SS: I think as a DOP it is important to be able to understand what is happening. You have to be very sensitive, socially and culturally. Sometimes we would just drink sake and beers in Yakuza hideouts and talk. The camera had to remain off. In other situations I could be more frank and enter big head quarters with the camera rolling. Once the big bosses agree on being filmed everybody obeys and I could work more freely.

EDN: Do you ever get the feeling while filming that you are intruding too much into people’s life? How do you keep a good balance also when collaborating with a director?

SS: I stay very connected to the story. This is the best guideline for which moment is essential to have on camera. I talk everything through with the director before we start shooting. I need a very clear understanding of the story, the style and the vision of the director. I work very closely with the directors. In this way we are on the same track and the story and my pictures are taking the same direction. For me DOP work is more than just taking pictures. Even when the camera is not rolling you work with the characters and the story and this can determine the moments you get on camera.

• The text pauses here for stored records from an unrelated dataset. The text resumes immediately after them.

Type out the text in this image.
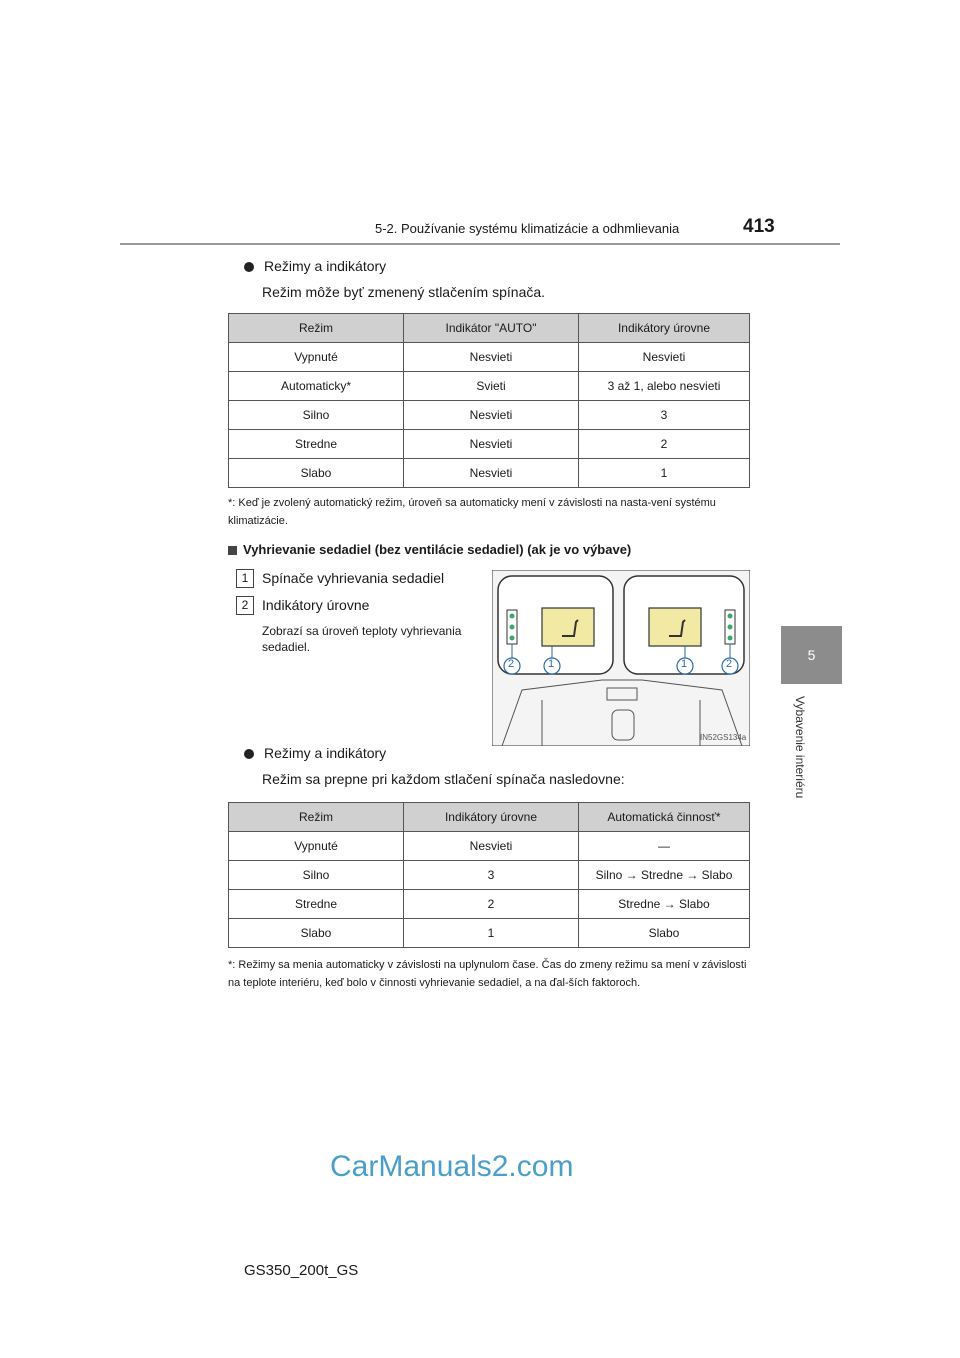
5-2. Používanie systému klimatizácie a odhmlievania	413
5
Vybavenie interiéru
Režimy a indikátory
Režim môže byť zmenený stlačením spínača.
Režim	Indikátor "AUTO"	Indikátory úrovne
Vypnuté	Nesvieti	Nesvieti
Automaticky*	Svieti	3 až 1, alebo nesvieti
Silno	Nesvieti	3
Stredne	Nesvieti	2
Slabo	Nesvieti	1
*: Keď je zvolený automatický režim, úroveň sa automaticky mení v závislosti na nasta-vení systému klimatizácie.
Vyhrievanie sedadiel (bez ventilácie sedadiel) (ak je vo výbave)
1 Spínače vyhrievania sedadiel
2 Indikátory úrovne
Zobrazí sa úroveň teploty vyhrievania sedadiel.
2	1	1	2
IN52GS134a
Režimy a indikátory
Režim sa prepne pri každom stlačení spínača nasledovne:
Režim	Indikátory úrovne	Automatická činnosť*
Vypnuté	Nesvieti	—
Silno	3	Silno → Stredne → Slabo
Stredne	2	Stredne → Slabo
Slabo	1	Slabo
*: Režimy sa menia automaticky v závislosti na uplynulom čase. Čas do zmeny režimu sa mení v závislosti na teplote interiéru, keď bolo v činnosti vyhrievanie sedadiel, a na ďal-ších faktoroch.
CarManuals2.com
GS350_200t_GS
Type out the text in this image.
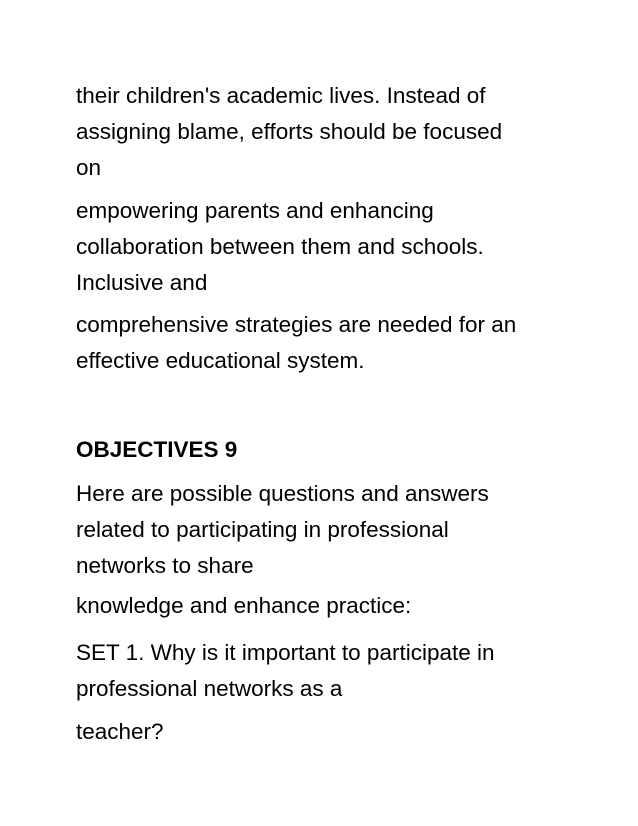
their children's academic lives. Instead of
assigning blame, efforts should be focused
on

empowering parents and enhancing
collaboration between them and schools.
Inclusive and

comprehensive strategies are needed for an
effective educational system.

OBJECTIVES 9

Here are possible questions and answers
related to participating in professional
networks to share

knowledge and enhance practice:

SET 1. Why is it important to participate in
professional networks as a

teacher?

EDN: How do you find new projects to work on?

SS: I constantly run into new interesting stories, furthermore friends and colleagues talk with me about possible stories. We talk it through, research and think a lot about it. During this process it becomes clear which story could be the strongest. I also go with my guts and passion. If a story feels right and I love the pictures in my head then it fires me up, and that is a good sign as well to start this specific project.

EDN: Last but not least – which projects and travels lie ahead for you?

SS: I have some DOP work coming up in California. After that I will shoot for a Canadian production in Toronto/Beijing and after that we start the first shootings for a documentary in the mountains on the Philippines. I am really excited for each of the projects. In the fall of 2013 I plan to be back on the landfill to keep on shooting with the children for Dreams Without a Home.